University of Miami Miller School of Medicine at Holy Cross Hospital, FL
Natasha Mederos, MD1, Mary Parianos, MD1, Anita Sikha, MD1, Evgeny Idrosov, MD2 1University of Miami Miller School of Medicine at Holy Cross Hospital, Fort Lauderdale, FL; 2Holy Cross Hospital, Plantation, FL
Introduction: Immunosuppressive therapy plays a critical role in solid organ transplant recipients to prevent allograft rejection. Mycophenolate mofetil (MMF) is a commonly used immunosuppressive agent, nonetheless its association with the development of lymphoproliferative disorders, particularly B-cell lymphomas, has been reported in the literature.

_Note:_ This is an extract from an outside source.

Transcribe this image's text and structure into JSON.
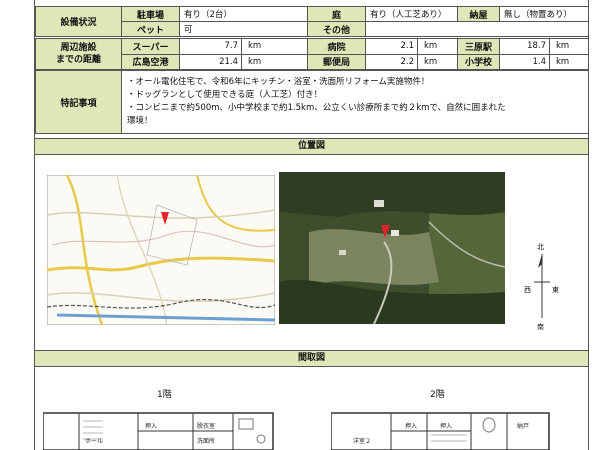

Case Description/Methods: A 78-year-old female with a past medical history of end-stage renal disease on hemodialysis, diabetes mellitus, breast cancer status post bilateral mastectomy, and heart transplant sixteen years prior, on immunosuppressive therapy with sirolimus and mycophenolate mofetil, presented to the emergency department with constant and severe right lower quadrant abdominal pain with onset two days before admission. The patient denied any associated symptoms, such as nausea, vomiting, diarrhea, or constipation. The patient was hemodynamically stable, and left supraclavicular lymphadenopathy was observed on physical examination. A computed tomography (CT) scan of the abdomen demonstrated pelvic ascites, diffuse lymphadenopathy, and gastric wall thickening versus underdistention, raising suspicion for gastrointestinal involvement. A CT scan of the neck [Figure 1] confirmed left supraclavicular lymphadenopathy. Esophagogastroduodenoscopy (EGD) [Figure 2] was performed, revealing diffuse granular mucosa in the stomach, duodenum, and major papilla. Additionally, multiple gastric polyps were observed. Biopsies were taken during the procedure. Supraclavicular lymphadenopathy was also biopsied for further evaluation. Pathology of biopsies from the small bowel mucosa and supraclavicular lymph nodes revealed monoclonal B-cells with high grade features, consistent with B-cell lymphoproliferative disorder; negative for EBV, BCL6, MYC, and t(14;18) abnormalities. Despite prompt diagnosis and consultation with hematology and oncology services, the patient's condition deteriorated rapidly. Unfortunately, the patient passed away months after the diagnosis.
Discussion: B-cell lymphoproliferative disorders are recognized complications of immunosuppressive therapy, particularly in solid organ transplant recipients. MMF, an immunosuppressive agent frequently used in transplant medicine, has been associated with an increased risk of lymphoma. This association underscores the importance of vigilant monitoring and early recognition of lymphoproliferative disorders in transplant recipients to optimize patient outcomes.
Figure: Figure 1. CT neck w/ IV co showed significant left supraclavicular lymphadenopathy. The largest lymph nodes measured 2.6 x 2.7 x 2.7 cm, 2.7 x 2.1 x 2.0 cm, and 1.7 x 1.7 x 1.8 cm in size. Figure 2. EGD showed multiple gastric polyps and granular mucosa in first part and second part of duodenum.
Disclosures:
Natasha Mederos indicated no relevant financial relationships.
Mary Parianos indicated no relevant financial relationships.
Anita Sikha indicated no relevant financial relationships.
Evgeny Idrosov indicated no relevant financial relationships.
Natasha Mederos, MD1, Mary Parianos, MD1, Anita Sikha, MD1, Evgeny Idrosov, MD2. P3358 - Mycophenolate-Associated Diffuse B-Cell Lymphoproliferative Disorder Presenting as Abdominal Pain in a Heart Transplant Patient, ACG 2024 Annual Scientific Meeting Abstracts. Philadelphia, PA: American College of Gastroenterology.